Erzherzog schrieb:
Gameplay und Sound teilweise wie im Klassiker (spielt halt viel Nostalgie mit)
Nein. Wie gesagt: Das mit Deus Ex war ziemlich geglückt. Deshalb lösten weder Human Revolution noch Mankind Divided annähernd solche Wellen aus. Im Gegenteil, sie wurden auch von den alten Säcken akzeptiert. Wenn hier aber jemand sagt, dass das Spiel nichts mit den Originalen zu tun hat, ist das keine Nostalgie. Es gibt einen krassen Unterschied in den Philosophien, den Eidos damals einfach durchgeboxt haben. Vereinfacht ausgedrückt:
Thief 2014 sollte ein typisches "Cinematic" ACtionadventure/Schleichspiel seiner Zeit werden. Entsprechend gibt es Cutscenes galore (und entsprechend Levelschläuche, die einen dzau hinführen). Die Charakteranimationen unterbrechen bei jeder kleinsten Aktion (Fenster öffnen, Türen öffnen, Truhen öffnen...) Sämtliche Aktionen sind Kontextabhängig und vorgeben (Seilpfeile, Klettern, Springen). Und es gibt sogar Momente, in denen man gefasst wird, obwohl man im Level nicht ein einziges Mal entdeckt worden ist. Warum? Weil die Cutscene es so will. Thief 2014 will also ein "Kinofeeling" vermitteln. Die möglichst filmreife Inszenierung war den Entwicklern erheblich wichtiger, als das, was man im Englischen gerne "Player Agency" (=Spielerische Freiheit) nennt.

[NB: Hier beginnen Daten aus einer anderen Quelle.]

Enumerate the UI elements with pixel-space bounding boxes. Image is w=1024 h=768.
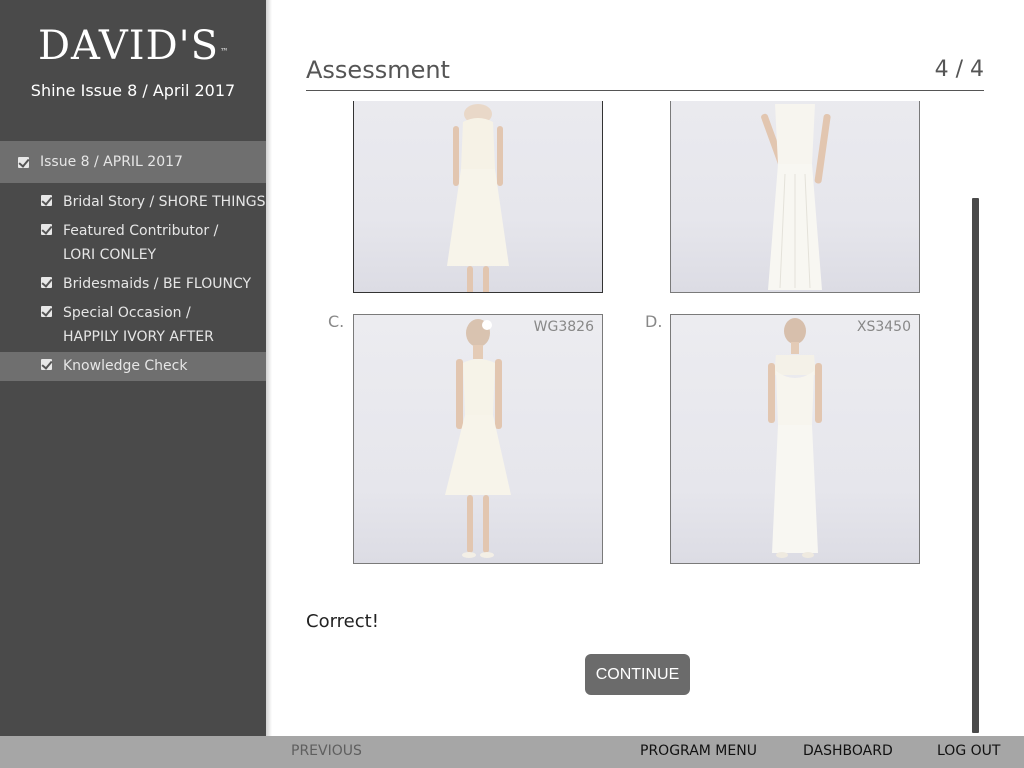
logout-link[interactable]: LOG OUT bbox=[937, 736, 1000, 766]
option-c-image[interactable]: WG3826 bbox=[353, 314, 603, 564]
davids-logo: DAVID'S™ bbox=[37, 23, 230, 69]
checkbox-checked-icon bbox=[41, 277, 52, 288]
sidebar-item-label: Bridesmaids / BE FLOUNCY bbox=[63, 276, 252, 292]
sidebar-item-bridesmaids[interactable]: Bridesmaids / BE FLOUNCY bbox=[0, 270, 266, 299]
checkbox-checked-icon bbox=[18, 157, 29, 168]
title-divider bbox=[306, 90, 984, 91]
option-a-image[interactable] bbox=[353, 101, 603, 293]
footer-bar: PREVIOUS PROGRAM MENU DASHBOARD LOG OUT bbox=[0, 736, 1024, 768]
previous-link[interactable]: PREVIOUS bbox=[291, 736, 362, 766]
options-scroll-area[interactable]: C. WG3826 D. XS3450 bbox=[306, 101, 966, 734]
sidebar-item-label: Bridal Story / SHORE THINGS bbox=[63, 194, 266, 210]
sidebar-shadow bbox=[266, 0, 272, 736]
vertical-scrollbar[interactable] bbox=[972, 198, 979, 733]
option-d-sku: XS3450 bbox=[856, 319, 911, 335]
sidebar-item-label: Issue 8 / APRIL 2017 bbox=[40, 154, 183, 170]
sidebar-item-special-occasion[interactable]: Special Occasion / HAPPILY IVORY AFTER bbox=[0, 299, 266, 352]
dashboard-link[interactable]: DASHBOARD bbox=[803, 736, 893, 766]
checkbox-checked-icon bbox=[41, 306, 52, 317]
option-d-letter: D. bbox=[645, 312, 663, 331]
checkbox-checked-icon bbox=[41, 224, 52, 235]
dress-illustration bbox=[447, 104, 509, 292]
sidebar-item-label: Knowledge Check bbox=[63, 358, 188, 374]
option-d-image[interactable]: XS3450 bbox=[670, 314, 920, 564]
dress-illustration bbox=[445, 319, 511, 558]
issue-subtitle: Shine Issue 8 / April 2017 bbox=[30, 81, 236, 100]
question-counter: 4 / 4 bbox=[934, 57, 984, 82]
sidebar-item-label: Special Occasion / HAPPILY IVORY AFTER bbox=[63, 305, 214, 345]
feedback-message: Correct! bbox=[306, 611, 379, 632]
sidebar-item-issue[interactable]: Issue 8 / APRIL 2017 bbox=[0, 141, 266, 183]
page-title: Assessment bbox=[306, 56, 450, 84]
program-menu-link[interactable]: PROGRAM MENU bbox=[640, 736, 757, 766]
option-c-sku: WG3826 bbox=[533, 319, 594, 335]
checkbox-checked-icon bbox=[41, 195, 52, 206]
sidebar-nav: Issue 8 / APRIL 2017 Bridal Story / SHOR… bbox=[0, 141, 266, 381]
sidebar-item-label: Featured Contributor / LORI CONLEY bbox=[63, 223, 219, 263]
checkbox-checked-icon bbox=[41, 359, 52, 370]
sidebar: DAVID'S™ Shine Issue 8 / April 2017 Issu… bbox=[0, 0, 266, 736]
option-c-letter: C. bbox=[328, 312, 345, 331]
dress-illustration bbox=[768, 318, 822, 558]
sidebar-item-knowledge-check[interactable]: Knowledge Check bbox=[0, 352, 266, 381]
sidebar-item-featured-contributor[interactable]: Featured Contributor / LORI CONLEY bbox=[0, 217, 266, 270]
dress-illustration bbox=[761, 104, 831, 290]
sidebar-item-bridal-story[interactable]: Bridal Story / SHORE THINGS bbox=[0, 188, 266, 217]
option-b-image[interactable] bbox=[670, 101, 920, 293]
continue-button[interactable]: CONTINUE bbox=[585, 654, 690, 695]
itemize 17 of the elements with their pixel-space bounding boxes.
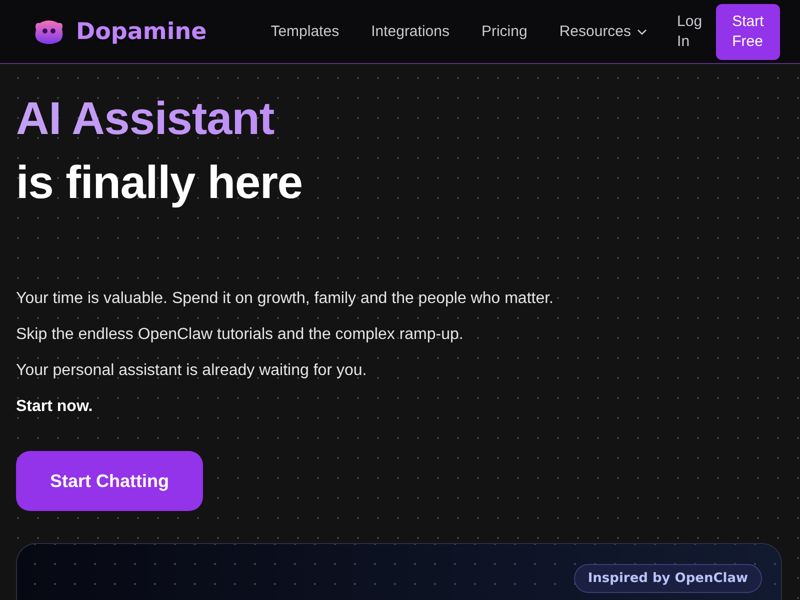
start-free-button[interactable]: Start Free [716, 4, 780, 60]
hero-paragraph: Skip the endless OpenClaw tutorials and the complex ramp-up. [16, 325, 464, 345]
nav-dropdown[interactable]: Resources [543, 23, 664, 40]
hero-paragraph: Start now. [16, 397, 94, 417]
hero-heading: is finally here [16, 155, 304, 210]
start-chatting-button[interactable]: Start Chatting [16, 451, 203, 511]
chevron-down-icon [637, 28, 648, 34]
hero-paragraph: Your time is valuable. Spend it on growth, family and the people who matter. [16, 289, 554, 309]
brand-name: Dopamine [76, 18, 207, 44]
inspired-badge: Inspired by OpenClaw [574, 564, 762, 593]
nav-link[interactable]: Templates [254, 23, 356, 40]
blob-mascot-icon [34, 18, 64, 44]
login-link[interactable]: Log In [677, 12, 702, 52]
hero-paragraph: Your personal assistant is already waiting for you. [16, 361, 368, 381]
nav-link[interactable]: Integrations [355, 23, 466, 40]
nav-link[interactable]: Pricing [465, 23, 544, 40]
brand-logo[interactable]: Dopamine [34, 18, 207, 44]
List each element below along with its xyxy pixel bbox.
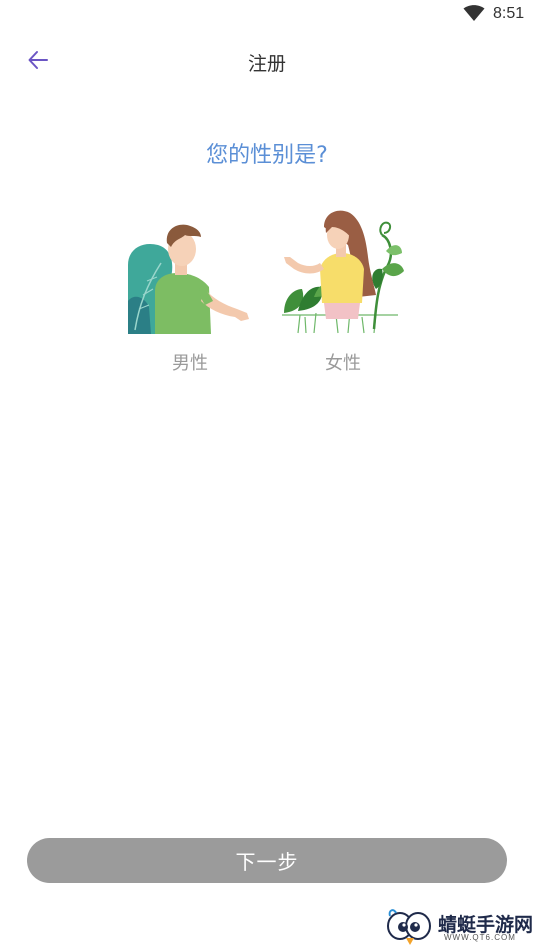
watermark-url: WWW.QT6.COM bbox=[444, 933, 516, 942]
dragonfly-logo-icon bbox=[387, 909, 431, 945]
watermark: 蜻蜓手游网 WWW.QT6.COM bbox=[386, 906, 533, 946]
female-illustration bbox=[282, 210, 404, 334]
gender-question: 您的性别是? bbox=[206, 143, 328, 168]
gender-option-female[interactable]: 女性 bbox=[278, 205, 408, 380]
status-time: 8:51 bbox=[493, 5, 525, 22]
gender-option-male[interactable]: 男性 bbox=[125, 205, 255, 380]
wifi-icon bbox=[463, 5, 485, 21]
gender-label-female: 女性 bbox=[325, 353, 361, 374]
status-bar: 8:51 bbox=[0, 0, 534, 28]
next-step-button[interactable]: 下一步 bbox=[27, 838, 507, 883]
male-illustration bbox=[128, 224, 249, 334]
page-title: 注册 bbox=[247, 53, 286, 75]
gender-label-male: 男性 bbox=[172, 353, 208, 374]
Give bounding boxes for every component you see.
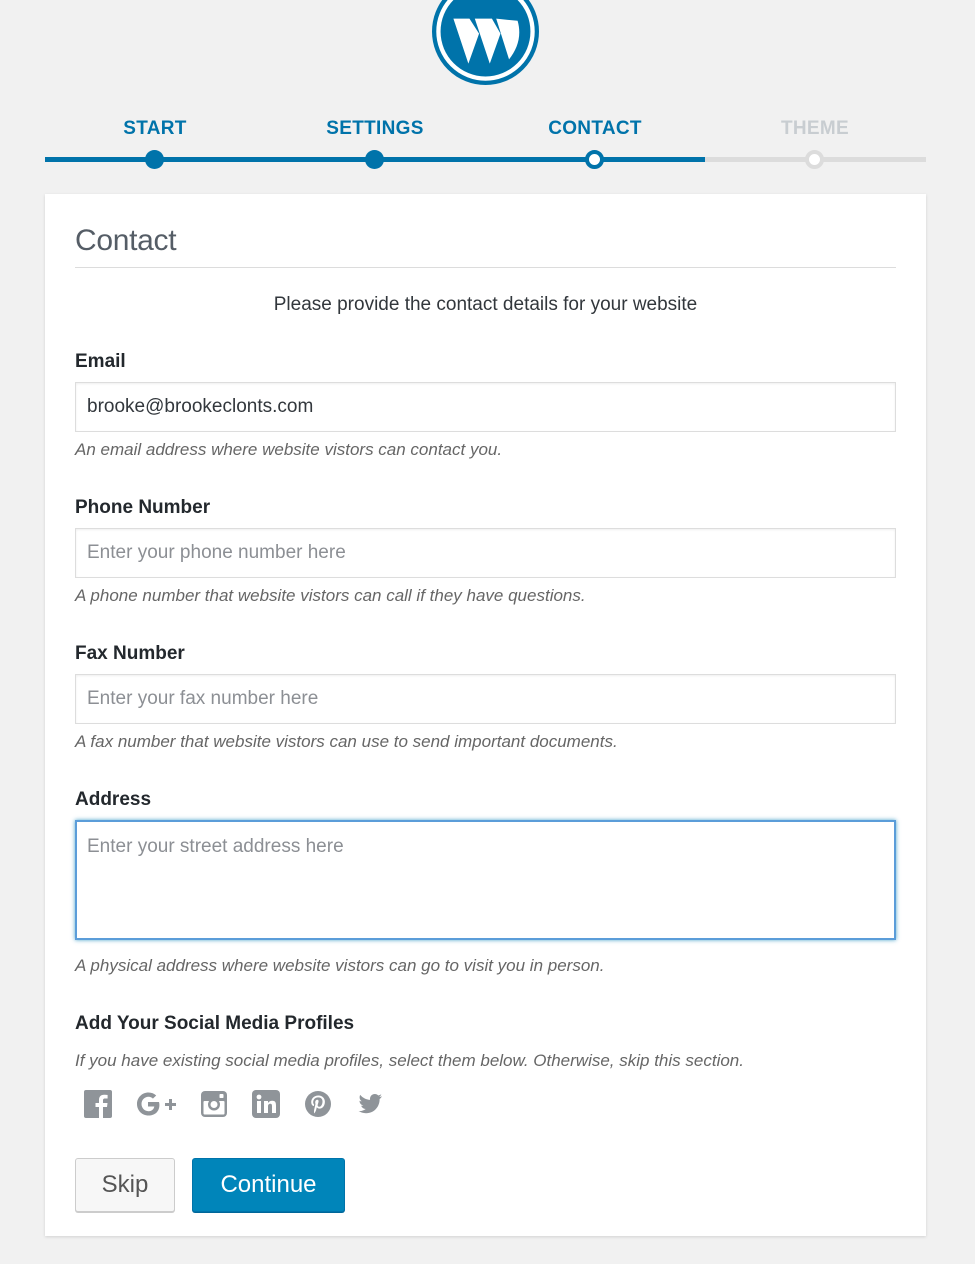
facebook-icon[interactable]	[83, 1089, 113, 1119]
phone-help: A phone number that website vistors can …	[75, 586, 586, 605]
continue-button[interactable]: Continue	[192, 1158, 345, 1212]
fax-help: A fax number that website vistors can us…	[75, 732, 618, 751]
email-help: An email address where website vistors c…	[75, 440, 503, 459]
intro-text: Please provide the contact details for y…	[273, 294, 698, 315]
step-label-contact: CONTACT	[548, 118, 642, 139]
contact-card: Contact Please provide the contact detai…	[45, 194, 926, 1236]
step-label-start: START	[123, 118, 187, 139]
step-dot-theme	[805, 150, 824, 169]
setup-wizard-page: START SETTINGS CONTACT THEME Contact Ple…	[0, 0, 975, 1264]
fax-label: Fax Number	[75, 643, 185, 664]
step-dot-contact	[585, 150, 604, 169]
instagram-icon[interactable]	[199, 1089, 229, 1119]
email-label: Email	[75, 351, 126, 372]
step-label-theme: THEME	[781, 118, 849, 139]
twitter-icon[interactable]	[355, 1089, 385, 1119]
phone-label: Phone Number	[75, 497, 211, 518]
page-title: Contact	[75, 224, 177, 257]
social-label: Add Your Social Media Profiles	[75, 1013, 355, 1034]
google-plus-icon[interactable]	[135, 1089, 177, 1119]
step-dot-settings	[365, 150, 384, 169]
wizard-steps: START SETTINGS CONTACT THEME	[45, 0, 926, 180]
address-help: A physical address where website vistors…	[75, 956, 605, 975]
step-label-settings: SETTINGS	[326, 118, 424, 139]
social-icons	[83, 1087, 385, 1121]
step-dot-start	[145, 150, 164, 169]
phone-field[interactable]	[75, 528, 896, 578]
address-label: Address	[75, 789, 152, 810]
linkedin-icon[interactable]	[251, 1089, 281, 1119]
address-field[interactable]	[75, 820, 896, 940]
social-help: If you have existing social media profil…	[75, 1051, 744, 1070]
title-divider	[75, 267, 896, 268]
skip-button[interactable]: Skip	[75, 1158, 175, 1212]
pinterest-icon[interactable]	[303, 1089, 333, 1119]
email-field[interactable]	[75, 382, 896, 432]
fax-field[interactable]	[75, 674, 896, 724]
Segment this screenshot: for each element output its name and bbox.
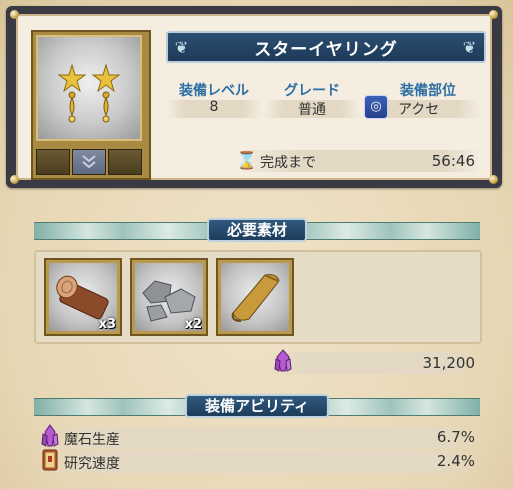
- equip-slot-value: アクセ: [398, 102, 440, 118]
- ability-value: 6.7%: [436, 428, 475, 446]
- material-count: x2: [184, 317, 202, 332]
- material-slot-scroll[interactable]: [216, 258, 294, 336]
- corner-rivet-icon: [489, 175, 498, 184]
- materials-section-header: 必要素材: [34, 218, 480, 242]
- ability-label: 研究速度: [64, 456, 120, 472]
- ability-label: 魔石生産: [64, 432, 120, 448]
- chevron-pattern-icon: [82, 155, 96, 169]
- timer-label: 完成まで: [260, 155, 316, 171]
- material-slot-log[interactable]: x3: [44, 258, 122, 336]
- star-earrings-icon: [36, 35, 142, 141]
- material-count: x3: [98, 317, 116, 332]
- accessory-socket: [72, 149, 106, 175]
- corner-rivet-icon: [489, 10, 498, 19]
- ring-icon: ◎: [364, 95, 388, 119]
- timer-value: 56:46: [431, 152, 475, 170]
- magic-crystal-icon: [41, 424, 59, 447]
- grade-value: 普通: [298, 102, 326, 118]
- grade-label: グレード: [284, 83, 340, 99]
- corner-rivet-icon: [10, 10, 19, 19]
- item-socket-row: [36, 149, 142, 175]
- empty-socket: [36, 149, 70, 175]
- equip-level-label: 装備レベル: [179, 83, 249, 99]
- ability-value: 2.4%: [436, 452, 475, 470]
- hourglass-icon: ⌛: [236, 151, 258, 171]
- item-portrait-frame[interactable]: [31, 30, 151, 180]
- magic-crystal-icon: [274, 349, 292, 372]
- item-name-banner: ❦ スターイヤリング ❦: [166, 31, 486, 63]
- flourish-right-icon: ❦: [462, 38, 478, 57]
- scroll-icon: [221, 263, 289, 331]
- cost-value: 31,200: [422, 354, 476, 372]
- item-name: スターイヤリング: [254, 39, 398, 60]
- equip-slot-label: 装備部位: [400, 83, 456, 99]
- empty-socket: [108, 149, 142, 175]
- abilities-section-header: 装備アビリティ: [34, 394, 480, 418]
- equip-level-value: 8: [209, 99, 219, 115]
- materials-section-title: 必要素材: [206, 218, 308, 242]
- flourish-left-icon: ❦: [174, 38, 190, 57]
- materials-panel: x3 x2: [34, 250, 482, 344]
- abilities-section-title: 装備アビリティ: [184, 394, 330, 418]
- material-slot-stones[interactable]: x2: [130, 258, 208, 336]
- corner-rivet-icon: [10, 175, 19, 184]
- research-book-icon: [42, 449, 58, 471]
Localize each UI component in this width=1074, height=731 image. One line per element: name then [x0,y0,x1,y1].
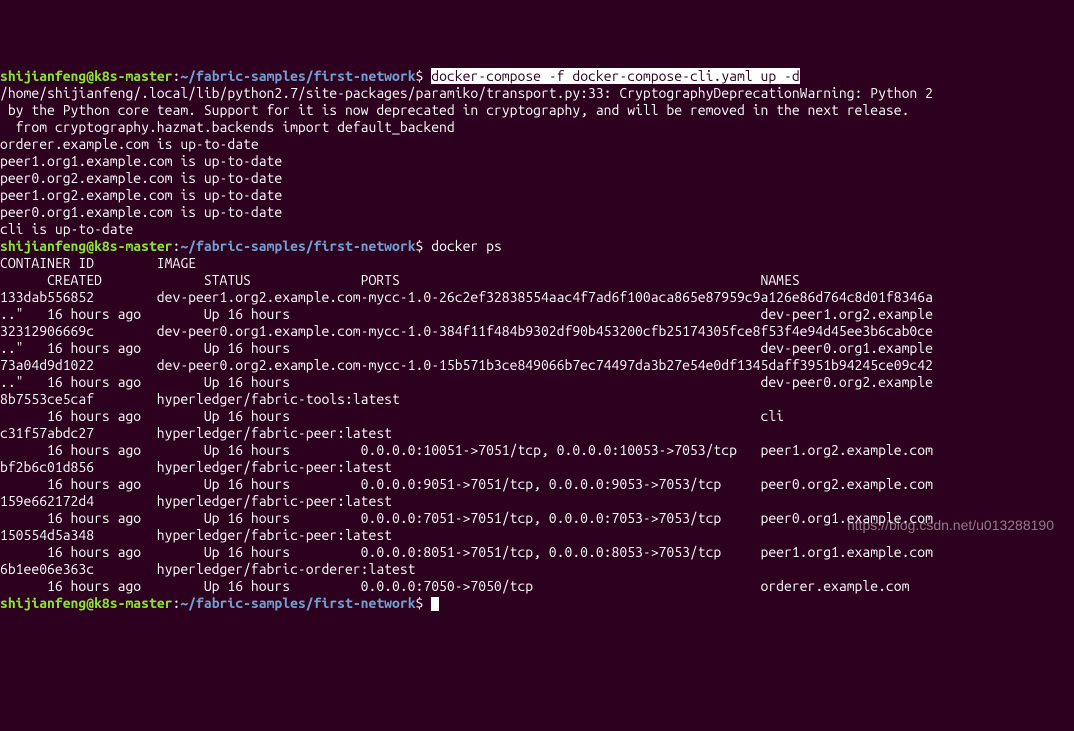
prompt-line-2: shijianfeng@k8s-master:~/fabric-samples/… [0,238,423,254]
command-1-highlight: docker-compose -f docker-compose-cli.yam… [431,68,799,84]
table-row: bf2b6c01d856 hyperledger/fabric-peer:lat… [0,459,925,475]
table-row: .." 16 hours ago Up 16 hours dev-peer0.o… [0,340,933,356]
warning-line-3: from cryptography.hazmat.backends import… [0,119,455,135]
table-row: c31f57abdc27 hyperledger/fabric-peer:lat… [0,425,925,441]
prompt-path: ~/fabric-samples/first-network [180,68,415,84]
prompt-host: k8s-master [94,68,172,84]
table-row: .." 16 hours ago Up 16 hours dev-peer0.o… [0,374,933,390]
ps-header-row: CREATED STATUS PORTS NAMES [0,272,800,288]
terminal[interactable]: shijianfeng@k8s-master:~/fabric-samples/… [0,68,1074,612]
up-to-date-line: peer0.org2.example.com is up-to-date [0,170,282,186]
table-row: 16 hours ago Up 16 hours 0.0.0.0:9051->7… [0,476,933,492]
up-to-date-line: cli is up-to-date [0,221,133,237]
cursor[interactable] [431,597,439,611]
up-to-date-line: peer0.org1.example.com is up-to-date [0,204,282,220]
ps-header-row: CONTAINER ID IMAGE [0,255,1051,271]
prompt-line-3: shijianfeng@k8s-master:~/fabric-samples/… [0,595,423,611]
up-to-date-line: peer1.org1.example.com is up-to-date [0,153,282,169]
table-row: 32312906669c dev-peer0.org1.example.com-… [0,323,933,339]
table-row: 159e662172d4 hyperledger/fabric-peer:lat… [0,493,925,509]
prompt-line-1: shijianfeng@k8s-master:~/fabric-samples/… [0,68,423,84]
up-to-date-line: peer1.org2.example.com is up-to-date [0,187,282,203]
prompt-at: @ [86,68,94,84]
table-row: 16 hours ago Up 16 hours 0.0.0.0:7050->7… [0,578,909,594]
warning-line-2: by the Python core team. Support for it … [0,102,909,118]
table-row: 16 hours ago Up 16 hours 0.0.0.0:7051->7… [0,510,933,526]
up-to-date-line: orderer.example.com is up-to-date [0,136,259,152]
table-row: 16 hours ago Up 16 hours cli [0,408,784,424]
table-row: 150554d5a348 hyperledger/fabric-peer:lat… [0,527,925,543]
table-row: 133dab556852 dev-peer1.org2.example.com-… [0,289,933,305]
table-row: 73a04d9d1022 dev-peer0.org2.example.com-… [0,357,933,373]
warning-line-1: /home/shijianfeng/.local/lib/python2.7/s… [0,85,933,101]
table-row: 6b1ee06e363c hyperledger/fabric-orderer:… [0,561,925,577]
table-row: 8b7553ce5caf hyperledger/fabric-tools:la… [0,391,925,407]
table-row: 16 hours ago Up 16 hours 0.0.0.0:8051->7… [0,544,933,560]
prompt-user: shijianfeng [0,68,86,84]
table-row: .." 16 hours ago Up 16 hours dev-peer1.o… [0,306,933,322]
table-row: 16 hours ago Up 16 hours 0.0.0.0:10051->… [0,442,933,458]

Das kann man machen. Aber es hat absolut nichts mit dem zu tun, was Looking Glass damals versuchten.
Es ist sogar das krasse Gegenteil davon. Ich zitiere eine Rückschau auf System Shock von Rock, Paper, Shotgun: "We were trying to build the holodeck." Entsprechend hatte auch Thief Levels als Sandboxen mit (Bewegungs-)Freiheiten. Cutscenes NUR zwischen den Missionen, nie im Gameplay / der Mission -- trotzdem erzählten auch die Levels organisch Geschichten. In-Universe-Karten, an denen man sich orientieren musste/konnte. Thief zielte wie alle LGS-Spiele nicht auf Kinofeels ab. Sondern auf VR von Softwareseite her: Spielerfreiheit über Inszenierung.
Wie gesagt, Dishonored war da erheblich näher dran -- und ist allgemein ein besseres Spiel. Arkane Studios sind sowieso die modernen Erben von Looking Glass, wurden überhaupt wegen der Liebe zu Underworld, Shock und Thief gegründet. Alle ihre Titel verfolgen den gleichen Ansatz -- auch in etwa Prey wirst du keine klassischen Cutscenes finden, auch Prey will dir Freiheiten schenken, dein Ding zu spielen. Anders als Thief 2014 war Dishonored auch erfolgreich genug für ein Sequel. Trotzdem weiß ich nicht, ob es so gut ankäme, wenn das nächste Naughty-Dogs-Spiel sich plötzlich wie Dishonored spielen würde. Thief hat übrigens letztes Jahr zum 25. Geburtstag eine Fan-Kampagne bekommen, u.a. mit Beteiligung von Arkane-Leuten. Sehr empfehlenswert, noch mal das Spiel zu installieren, um zu checken, was Nostalgie ist und was eher nicht.
PS: Der Sound gehört übrigens auch nicht dazu. Der 3D-Sound (Sound Propagation) von Thief ist noch heute besser als der mancher Großproduktionen, Thief 2014 inklusive (wo man Wachen sogar durch Wände hört, Levelgeometrie spielt keine Rolle). Weil man noch heute nur mit dem Gehör abschätzen kann, wo ein Gegner gerade ist. Allerdings war er damals auch enorm wichtig fürs Spiel. Ohne den Sound hätte das ganze Konzept nicht funktioniert. Wenn man sich auf simulierten 3D-Sound nicht verlassen kann, ist so ein Spiel eine reine Glückssache -- es sei denn, man macht die Gegner absichtlich blind, taub und ganz besonders dumm.